Abécédaire

 

 
Bulbe n° 2
 
 


Boris Verberk

21/10/2017

 

Comme la racine ou le rhizome, le bulbe ne se laisse pas facilement classé au rang des végétaux. Il manque de placidité, fourbit ses plants en sous-sol, bref, il est un peu suspect. Certes, il lui arrive de produire de belles plantes. Mais quand je vois la fleur de l’ail, solitaire et violette, qui éclot en tous sens, je ne pense plus du tout à la gousse que je mettrai pourtant volontiers dans mes plats, et moins encore au fait qu’elle vient de sous la terre. Il y a là comme une affaire de blanchiment d’argent. Derrière la belle devanture fleurie de la tulipe, doit se tramer une sombre affaire : toute une économie souterraine dont il faudrait se méfier.

D’ailleurs, d’où lui vient cette énergie étrange qui la fait sortir de sa planque après chaque hiver ? Quand la saison tourne au gris, le bulbe, lui, se met au vert, sous terre, et ne revient qu’après les tempêtes. Il remballe prestement ses affaires, sa beauté de façade, et retourne d’où il vient. Les plus désespérés iront le chercher dans la terre gelée pour en faire une soupe à l’oignon et chasser le froid. Prenez garde : la jonquille est revancharde, et devient toxique si on essaie de remonter sa filière.

Mais lui fais-je vraiment justice ? Le bulbe est de l’espèce des surprises. De bonnes surprises, pas de malheureux imprévus. Comme un cadeau d’anniversaire qui revient toujours à la même date, enrobé dans des couches et des couches de papier, avec un joli nœud sur une tige pour les plus coquets.

Le bulbe est un entêté qui ne lâche pas le morceau, un solitaire qui bute sans cesse au même problème. Il n’essaiera pas de la jouer collectif comme le rhizome, ou de persister continuellement comme la racine. Il se répète et se défait toujours : floraison, puis déception, et, exactement au même endroit, de la même façon, une nouvelle tentative.

Peut-être convient-il de se méfier des têtus. Mais tout de même, quel courage ! Et quelle joie quand les premiers perce-neiges bravent les rigueurs de février pour prophétiser le printemps. C’est pourtant les hirondelles qui leur volent le mérite. Certains accusent même le bulbe de narcisse de ne donner une fleur que pour son plaisir. Cet original n’aurait que faire des restrictions qu’impose l’austérité hivernale, il se promène la fleur à la boutonnière alors qu’on a pourtant dit et répété de ne pas se découvrir d’un fil. Et il ne fait pas long feu – peut-être un peu triste de ne pas avoir été reçu à la hauteur de ses prétentions.
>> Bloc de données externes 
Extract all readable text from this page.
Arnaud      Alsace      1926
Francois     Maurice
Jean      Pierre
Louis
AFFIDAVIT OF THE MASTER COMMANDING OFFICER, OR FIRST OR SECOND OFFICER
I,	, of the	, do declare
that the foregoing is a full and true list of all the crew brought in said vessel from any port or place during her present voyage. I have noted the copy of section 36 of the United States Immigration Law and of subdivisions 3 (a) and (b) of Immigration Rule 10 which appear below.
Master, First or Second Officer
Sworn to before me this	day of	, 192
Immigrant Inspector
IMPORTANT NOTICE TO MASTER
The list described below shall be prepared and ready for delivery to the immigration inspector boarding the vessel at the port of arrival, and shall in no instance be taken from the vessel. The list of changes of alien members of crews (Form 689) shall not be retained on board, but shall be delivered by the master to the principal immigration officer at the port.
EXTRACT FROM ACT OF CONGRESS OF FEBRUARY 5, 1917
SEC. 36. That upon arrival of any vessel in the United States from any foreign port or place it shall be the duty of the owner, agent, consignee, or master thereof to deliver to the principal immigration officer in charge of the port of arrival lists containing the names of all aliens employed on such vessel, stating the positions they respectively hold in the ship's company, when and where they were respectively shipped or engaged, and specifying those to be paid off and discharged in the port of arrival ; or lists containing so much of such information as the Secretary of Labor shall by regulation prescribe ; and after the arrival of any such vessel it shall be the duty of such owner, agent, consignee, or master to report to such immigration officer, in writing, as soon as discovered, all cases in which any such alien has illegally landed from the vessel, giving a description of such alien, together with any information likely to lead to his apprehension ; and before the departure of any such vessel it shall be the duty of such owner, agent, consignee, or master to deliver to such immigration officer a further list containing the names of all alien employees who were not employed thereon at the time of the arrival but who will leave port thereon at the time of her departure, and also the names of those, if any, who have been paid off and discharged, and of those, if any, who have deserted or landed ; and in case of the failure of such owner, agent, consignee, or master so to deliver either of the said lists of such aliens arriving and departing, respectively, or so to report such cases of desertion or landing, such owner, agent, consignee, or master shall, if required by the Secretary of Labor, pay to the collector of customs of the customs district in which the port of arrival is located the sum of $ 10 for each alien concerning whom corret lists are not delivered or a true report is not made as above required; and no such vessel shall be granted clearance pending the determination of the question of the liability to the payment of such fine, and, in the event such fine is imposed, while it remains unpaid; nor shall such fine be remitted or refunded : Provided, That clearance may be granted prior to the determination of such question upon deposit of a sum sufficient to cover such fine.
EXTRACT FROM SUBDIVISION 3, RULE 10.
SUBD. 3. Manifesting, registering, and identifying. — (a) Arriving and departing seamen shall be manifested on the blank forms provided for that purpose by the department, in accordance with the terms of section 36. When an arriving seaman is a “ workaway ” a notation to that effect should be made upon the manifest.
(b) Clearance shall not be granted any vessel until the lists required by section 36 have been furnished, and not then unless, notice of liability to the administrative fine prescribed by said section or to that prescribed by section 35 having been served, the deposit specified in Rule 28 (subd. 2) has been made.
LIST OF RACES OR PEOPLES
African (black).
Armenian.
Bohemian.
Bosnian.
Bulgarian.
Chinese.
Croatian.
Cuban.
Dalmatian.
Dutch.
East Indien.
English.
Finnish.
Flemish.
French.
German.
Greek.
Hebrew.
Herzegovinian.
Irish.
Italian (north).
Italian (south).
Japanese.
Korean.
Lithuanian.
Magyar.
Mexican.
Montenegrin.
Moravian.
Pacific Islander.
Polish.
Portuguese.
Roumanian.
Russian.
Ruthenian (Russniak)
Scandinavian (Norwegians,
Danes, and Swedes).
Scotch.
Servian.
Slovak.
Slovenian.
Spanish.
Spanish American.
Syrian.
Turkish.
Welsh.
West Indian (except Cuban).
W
Qu’on n’aille pas fleurir sa tombe ! Le bulbe rejouera son entrée, encore et toujours avec les mêmes maladresses, la même tige longue et fine qu’un rien ne casse et qui ploie sous le simple poids de sa fleur, qui devient bossue en perçant le givre. Le bulbe, lui, ne bouge pas. Il est attaché à son lieu, est persuadé qu’il arrivera à en faire quelque chose, sans peut-être savoir quoi. Les grands migrateurs ont plus de succès auprès des foules, ce sont eux qui font le printemps. Mais la fidélité du bulbe, même si elle est vaine et suspecte dans son obsession, même si l’on peine à croire qu’il se donne simplement, est pour moi la plus belle promesse de l’année.